Me puse los cascos con el MP3 a todo volumen. Mi madre siempre me decía que todos los de mi generación acabaríamos sordos. ¿Acaso no era mejor la sordera que ese vacío interior? Pero, no sé por qué, ni Rihanna ni Amy Winnehouse lograban sacarme de mi miseria. ¿Y si me iba a dar una vuelta por las tiendas? ¿Con cinco euros en el bolsillo? Despotriqué contra mis padres por la mísera paga que me daban. Con eso no se podía sobrevivir. Me fumé un pitillo. Pero lejos de calmar mi ansiedad, me sobrevino esa mala conciencia de estar haciendo oposiciones para irme al otro mundo antes que los demás. No podía sentirme peor. Pero ¿por qué? Debería estar feliz por haber acabado, por no tener nada que hacer, por poder dejar que las horas se sucedieran una tras otra sin tener que estar pendiente del reloj. La culpa era del sistema. Te programaban de una determinada manera y luego te lanzaban al vacío.

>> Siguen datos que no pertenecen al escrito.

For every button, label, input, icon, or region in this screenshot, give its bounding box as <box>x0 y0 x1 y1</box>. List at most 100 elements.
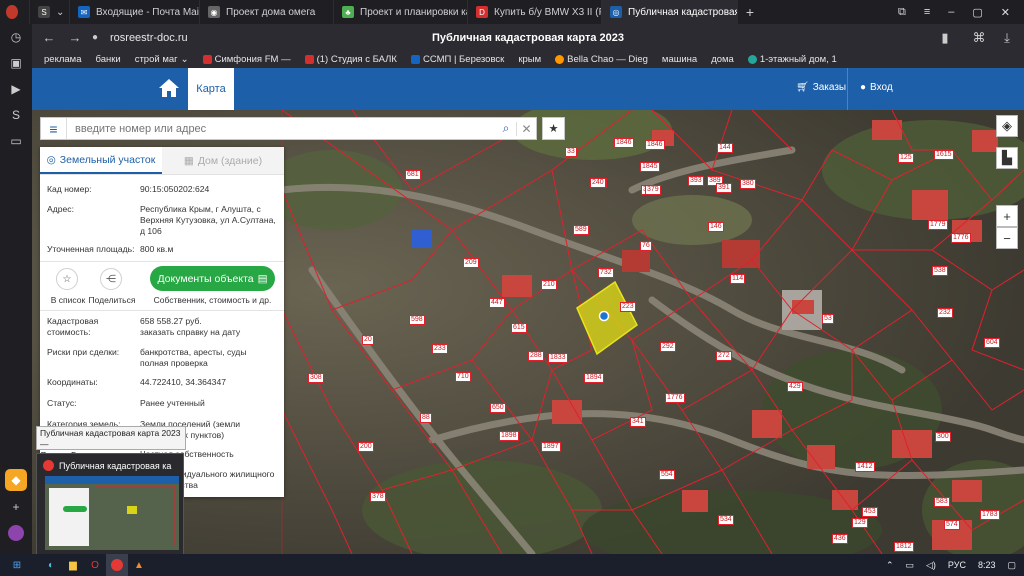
parcel-number-label: 615 <box>511 323 527 333</box>
parcel-number-label: 146 <box>708 222 724 232</box>
tab-mail[interactable]: ✉ Входящие - Почта Mail.ru <box>70 0 200 24</box>
bookmark-folder[interactable]: строй маг ⌄ <box>135 54 189 65</box>
volume-icon[interactable]: ◁) <box>926 560 936 571</box>
parcel-number-label: 1812 <box>894 542 914 552</box>
bookmark-link[interactable]: 1-этажный дом, 1 <box>747 54 837 65</box>
collections-icon[interactable]: ▣ <box>0 50 32 76</box>
opera-icon[interactable]: O <box>84 554 106 576</box>
bookmark-link[interactable]: ССМП | Березовск <box>410 54 504 65</box>
tab-plans[interactable]: ♣ Проект и планировки кар <box>334 0 468 24</box>
layers-button[interactable]: ◈ <box>996 115 1018 137</box>
alice-icon[interactable] <box>0 520 32 546</box>
browser-tab-bar: S ⌄ ✉ Входящие - Почта Mail.ru ◉ Проект … <box>0 0 1024 24</box>
globe-icon: ◎ <box>610 6 622 18</box>
search-icon[interactable]: ⌕ <box>496 121 516 136</box>
back-icon[interactable]: ← <box>36 30 62 45</box>
chevron-up-icon[interactable]: ⌃ <box>886 560 894 571</box>
parcel-number-label: 380 <box>740 179 756 189</box>
bookmark-folder[interactable]: машина <box>662 54 697 65</box>
tab-group-button[interactable]: S ⌄ <box>30 0 70 24</box>
menu-icon[interactable]: ≡ <box>924 6 930 18</box>
bookmark-folder[interactable]: крым <box>518 54 541 65</box>
mail-icon: ✉ <box>78 6 90 18</box>
fullscreen-button[interactable]: ▙ <box>996 147 1018 169</box>
forward-icon[interactable]: → <box>62 30 88 45</box>
parcel-number-label: 574 <box>944 520 960 530</box>
yandex-icon <box>43 460 54 471</box>
orders-button[interactable]: 🛒︎ Заказы <box>796 82 846 93</box>
close-window-icon[interactable]: ✕ <box>1001 6 1010 19</box>
tabs-icon[interactable]: ⧉ <box>898 6 906 19</box>
parcel-number-label: 1894 <box>584 373 604 383</box>
bookmark-icon[interactable]: ▮ <box>932 30 958 46</box>
panel-tabs: ◎ Земельный участок ▦ Дом (здание) <box>40 147 284 175</box>
chevron-down-icon: ⌄ <box>180 54 189 65</box>
preview-image <box>45 476 179 550</box>
browser-profile-button[interactable] <box>0 0 30 24</box>
maximize-icon[interactable]: ▢ <box>972 6 982 19</box>
zen-icon[interactable]: ◆ <box>5 469 27 491</box>
zoom-in-button[interactable]: + <box>996 205 1018 227</box>
network-icon[interactable]: ▭ <box>905 560 914 571</box>
url-field[interactable]: rosreestr-doc.ru <box>110 32 188 44</box>
language-indicator[interactable]: РУС <box>948 560 966 570</box>
tab-land-plot[interactable]: ◎ Земельный участок <box>40 147 162 174</box>
object-documents-button[interactable]: Документы объекта ▤ <box>150 266 275 291</box>
bookmark-link[interactable]: (1) Студия с БАЛК <box>304 54 397 65</box>
cad-number-value[interactable]: 90:15:050202:624 <box>140 184 280 195</box>
lock-icon: ● <box>91 32 99 43</box>
plus-icon: + <box>1003 208 1011 224</box>
order-certificate-link[interactable]: заказать справку на дату <box>140 327 280 338</box>
parcel-number-label: 209 <box>463 258 479 268</box>
parcel-number-label: 1783 <box>980 510 1000 520</box>
translate-icon[interactable]: ⌘ <box>966 30 992 46</box>
parcel-number-label: 554 <box>659 470 675 480</box>
s-app-icon[interactable]: S <box>0 102 32 128</box>
drom-icon: D <box>476 6 488 18</box>
tab-building[interactable]: ▦ Дом (здание) <box>162 147 284 174</box>
save-to-list-button[interactable]: ☆ <box>56 268 78 290</box>
bookmark-folder[interactable]: реклама <box>44 54 81 65</box>
search-input[interactable] <box>67 118 496 139</box>
bookmark-folder[interactable]: дома <box>711 54 734 65</box>
share-button[interactable]: ⋲ <box>100 268 122 290</box>
clock[interactable]: 8:23 <box>978 560 996 570</box>
system-tray: ⌃ ▭ ◁) РУС 8:23 ▢ <box>886 554 1016 576</box>
tab-bmw[interactable]: D Купить б/у BMW X3 II (F25 <box>468 0 602 24</box>
bookmark-link[interactable]: Симфония FM — <box>202 54 291 65</box>
parcel-number-label: 598 <box>409 315 425 325</box>
tab-cadastral[interactable]: ◎ Публичная кадастровая к ✕ <box>602 0 738 24</box>
camera-icon: ◉ <box>208 6 220 18</box>
play-icon[interactable]: ▶ <box>0 76 32 102</box>
nav-tab-map[interactable]: Карта <box>188 68 234 110</box>
login-button[interactable]: ● Вход <box>860 82 893 93</box>
windows-start-icon[interactable]: ⊞ <box>6 554 28 576</box>
history-icon[interactable]: ◷ <box>0 24 32 50</box>
full-check-link[interactable]: полная проверка <box>140 358 280 369</box>
edge-icon[interactable]: ◐ <box>40 554 62 576</box>
add-panel-icon[interactable]: + <box>0 494 32 520</box>
parcel-number-label: 538 <box>932 266 948 276</box>
yandex-browser-icon[interactable] <box>106 554 128 576</box>
bookmark-folder[interactable]: банки <box>95 54 120 65</box>
parcel-number-label: 223 <box>620 302 636 312</box>
favorite-star-button[interactable]: ★ <box>542 117 565 140</box>
download-icon[interactable]: ⤓ <box>994 30 1020 46</box>
folder-icon[interactable]: ▆ <box>62 554 84 576</box>
screen-icon[interactable]: ▭ <box>0 128 32 154</box>
site-header: Карта 🛒︎ Заказы ● Вход <box>32 68 1024 110</box>
minimize-icon[interactable]: – <box>948 6 954 18</box>
new-tab-button[interactable]: + <box>738 0 762 24</box>
tab-omega[interactable]: ◉ Проект дома омега <box>200 0 334 24</box>
media-player-icon[interactable]: ▲ <box>128 554 150 576</box>
taskbar-window-preview[interactable]: Публичная кадастровая ка <box>36 453 184 555</box>
notifications-icon[interactable]: ▢ <box>1007 560 1016 571</box>
home-icon[interactable] <box>158 78 180 98</box>
clear-icon[interactable]: ✕ <box>516 121 536 136</box>
parcel-number-label: 240 <box>590 178 606 188</box>
zoom-out-button[interactable]: − <box>996 227 1018 249</box>
menu-icon[interactable]: ≡ <box>41 118 67 139</box>
parcel-number-label: 272 <box>716 351 732 361</box>
parcel-number-label: 125 <box>898 153 914 163</box>
bookmark-link[interactable]: Bella Chao — Dieg <box>555 54 648 65</box>
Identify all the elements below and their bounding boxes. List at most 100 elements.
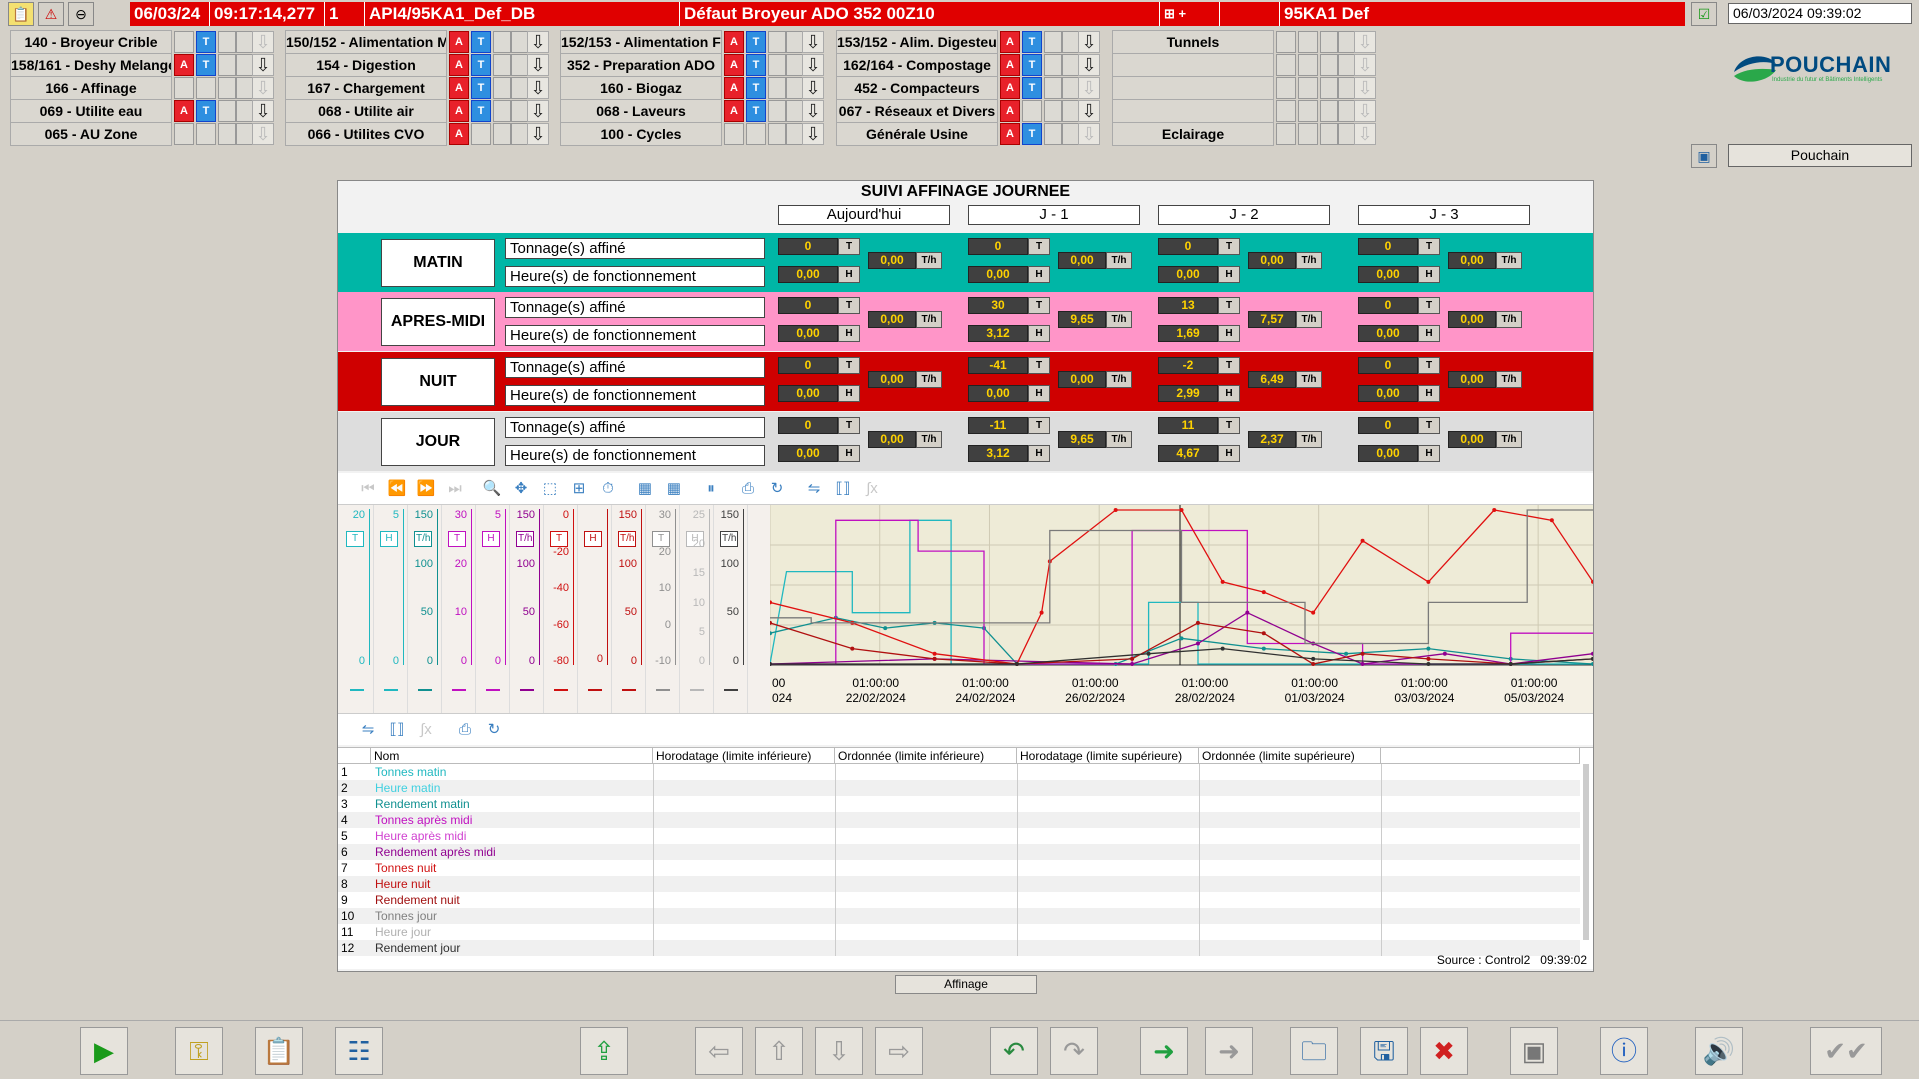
group-button[interactable]: 166 - Affinage (10, 76, 172, 100)
tech-indicator[interactable]: T (471, 100, 491, 122)
arrow-down-icon[interactable]: ⇩ (1078, 77, 1100, 99)
info-icon[interactable]: ⓘ (1600, 1027, 1648, 1075)
table-row[interactable]: 7 Tonnes nuit (338, 860, 1580, 876)
tech-indicator[interactable]: T (746, 54, 766, 76)
arrow-down-icon[interactable]: ⇩ (252, 54, 274, 76)
axis-unit[interactable]: T (346, 531, 364, 547)
table-header[interactable]: Horodatage (limite supérieure) (1017, 748, 1199, 764)
arrow-down-icon[interactable]: ⇩ (802, 31, 824, 53)
start-icon[interactable]: ▶ (80, 1027, 128, 1075)
table-row[interactable]: 6 Rendement après midi (338, 844, 1580, 860)
arrow-down-icon[interactable]: ⇩ (1354, 77, 1376, 99)
alarm-indicator[interactable] (724, 123, 744, 145)
table-row[interactable]: 11 Heure jour (338, 924, 1580, 940)
tech-indicator[interactable] (1298, 54, 1318, 76)
group-button[interactable]: 067 - Réseaux et Divers (836, 99, 998, 123)
tech-indicator[interactable]: T (471, 31, 491, 53)
group-button[interactable]: 152/153 - Alimentation Fines (560, 30, 722, 54)
table-header[interactable]: Horodatage (limite inférieure) (653, 748, 835, 764)
arrow-down-icon[interactable]: ⇩ (252, 31, 274, 53)
tech-indicator[interactable] (746, 123, 766, 145)
alarm-indicator[interactable]: A (449, 31, 469, 53)
group-button[interactable]: 069 - Utilite eau (10, 99, 172, 123)
arrow-down-icon[interactable]: ⇩ (1078, 123, 1100, 145)
arrow-down-icon[interactable]: ⇩ (815, 1027, 863, 1075)
arrow-down-icon[interactable]: ⇩ (1354, 123, 1376, 145)
group-button[interactable] (1112, 53, 1274, 77)
axis-unit[interactable]: T/h (720, 531, 739, 547)
arrow-down-icon[interactable]: ⇩ (527, 123, 549, 145)
arrow-down-icon[interactable]: ⇩ (1078, 100, 1100, 122)
trend-first-icon[interactable]: ⏮ (358, 479, 378, 499)
tech-indicator[interactable] (1022, 100, 1042, 122)
alarm-indicator[interactable]: A (449, 77, 469, 99)
tech-indicator[interactable]: T (1022, 123, 1042, 145)
arrow-down-icon[interactable]: ⇩ (802, 123, 824, 145)
checklist-icon[interactable]: ☑ (1691, 2, 1717, 26)
alarm-indicator[interactable]: A (449, 123, 469, 145)
minimize-icon[interactable]: ⊖ (68, 2, 94, 26)
group-button[interactable]: 068 - Utilite air (285, 99, 447, 123)
group-button[interactable] (1112, 76, 1274, 100)
table-refresh-icon[interactable]: ↻ (484, 720, 504, 740)
arrow-down-icon[interactable]: ⇩ (802, 100, 824, 122)
alarm-indicator[interactable] (1276, 31, 1296, 53)
alarm-indicator[interactable] (174, 123, 194, 145)
keys-icon[interactable]: ⚿ (175, 1027, 223, 1075)
notes-icon[interactable]: 📋 (255, 1027, 303, 1075)
axis-unit[interactable]: T (448, 531, 466, 547)
alarm-indicator[interactable]: A (724, 100, 744, 122)
axis-unit[interactable]: H (482, 531, 500, 547)
tech-indicator[interactable]: T (1022, 54, 1042, 76)
notes-icon[interactable]: 📋 (8, 2, 34, 26)
table-row[interactable]: 12 Rendement jour (338, 940, 1580, 956)
alarm-indicator[interactable]: A (724, 77, 744, 99)
alarm-indicator[interactable]: A (1000, 123, 1020, 145)
tech-indicator[interactable] (1298, 77, 1318, 99)
view-icon[interactable]: ▣ (1510, 1027, 1558, 1075)
tech-indicator[interactable] (471, 123, 491, 145)
trend-cursor-icon[interactable]: ⇋ (804, 479, 824, 499)
arrow-down-icon[interactable]: ⇩ (527, 100, 549, 122)
trend-refresh-icon[interactable]: ↻ (767, 479, 787, 499)
trend-forward-icon[interactable]: ⏩ (416, 479, 436, 499)
group-button[interactable]: Tunnels (1112, 30, 1274, 54)
arrow-down-icon[interactable]: ⇩ (802, 54, 824, 76)
tab-affinage[interactable]: Affinage (895, 975, 1037, 994)
tech-indicator[interactable]: T (746, 77, 766, 99)
tech-indicator[interactable]: T (196, 54, 216, 76)
trend-chart[interactable]: ⏮ ⏪ ⏩ ⏭ 🔍 ✥ ⬚ ⊞ ⏱ ▦ ▦ ⏸ ⎙ ↻ ⇋ ⟦⟧ ∫x T 20 0 H 5 0 T/h 150 100 50 0 T… (338, 473, 1595, 713)
arrow-down-icon[interactable]: ⇩ (252, 123, 274, 145)
tech-indicator[interactable]: T (471, 54, 491, 76)
table-row[interactable]: 3 Rendement matin (338, 796, 1580, 812)
group-button[interactable]: 140 - Broyeur Crible (10, 30, 172, 54)
alarm-indicator[interactable]: A (1000, 77, 1020, 99)
group-button[interactable] (1112, 99, 1274, 123)
group-button[interactable]: 452 - Compacteurs (836, 76, 998, 100)
ack-all-icon[interactable]: ✔✔ (1810, 1027, 1882, 1075)
trend-plot[interactable]: 00 024 01:00:00 22/02/2024 01:00:00 24/02/202… (768, 505, 1595, 713)
save-icon[interactable]: 🖫 (1360, 1027, 1408, 1075)
axis-unit[interactable]: T/h (618, 531, 637, 547)
table-header[interactable]: Ordonnée (limite supérieure) (1199, 748, 1381, 764)
group-button[interactable]: 065 - AU Zone (10, 122, 172, 146)
trend-formula-icon[interactable]: ∫x (862, 479, 882, 499)
table-formula-icon[interactable]: ∫x (416, 720, 436, 740)
arrow-left-icon[interactable]: ⇦ (695, 1027, 743, 1075)
enter-icon[interactable]: ➜ (1140, 1027, 1188, 1075)
tech-indicator[interactable]: T (746, 100, 766, 122)
alarm-indicator[interactable] (1276, 54, 1296, 76)
arrow-up-icon[interactable]: ⇧ (755, 1027, 803, 1075)
table-scrollbar[interactable] (1583, 764, 1589, 940)
alarm-indicator[interactable] (1276, 100, 1296, 122)
alarm-expand-icon[interactable]: ⊞ + (1160, 2, 1220, 26)
table-row[interactable]: 2 Heure matin (338, 780, 1580, 796)
group-button[interactable]: 153/152 - Alim. Digesteurs (836, 30, 998, 54)
group-button[interactable]: 167 - Chargement (285, 76, 447, 100)
trend-grid-icon[interactable]: ▦ (635, 479, 655, 499)
tech-indicator[interactable]: T (471, 77, 491, 99)
group-button[interactable]: 162/164 - Compostage (836, 53, 998, 77)
undo-icon[interactable]: ↶ (990, 1027, 1038, 1075)
alarm-ack-icon[interactable]: ⚠ (38, 2, 64, 26)
sound-icon[interactable]: 🔊 (1695, 1027, 1743, 1075)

¿A quién podía pedirle cuentas? ¿A mis profesores, al ministro de Educación, al presidente del gobierno, a la sociedad en general? ¿Quién era el culpable de mi mono, de mi desasosiego, de mi ignorancia, de mi falta de recursos, de mi vacío existencial? Porque alguna cabeza tenía que rodar, eso estaba claro. He abierto el Word y me he puesto delante de la página en blanco. ¿A quién le dirigía mis quejas? Los profesores siempre se estaban quejando de los programas, de la falta de tiempo. Pero no eran capaces de vivir sin esos programas. ¿Cómo evaluarían entonces? ¿A quién torturarían? ¿A quién podrían suspender? ¿A quién llamarían burros, porque, a pesar de dar todo los años lo mismo, cada vez sabíamos menos? ¿Qué sentido tendría su profesión? Entonces he pensado que sus quejas no eran reales, sino meramente retóricas. Porque, si fueran reales, ellos mismos se encargarían de escribir al ministro de Educación protestando por esos programas imposibles, soporíferos, que anulaban la mente, que te impedían pensar más allá de ellos, que cuando tu mente por fin salía de ahí, te creaba una espantosa sensación de vacío. ¿Acaso no son ellos los que tienen que dar clase? ¿Por qué no se rebelan contra algo con lo que no están de acuerdo? Y luego nos dicen a nosotros que seamos dueños de nuestra vida, que tengamos un criterio propio, que luchemos por nuestros sueños. ¿Acaso su sueño era seguir dando año tras año esos programas imposibles y repetitivos hasta la saciedad?

Más deprimida todavía, he cerrado el Word y me he vuelto a poner la música a todo volumen.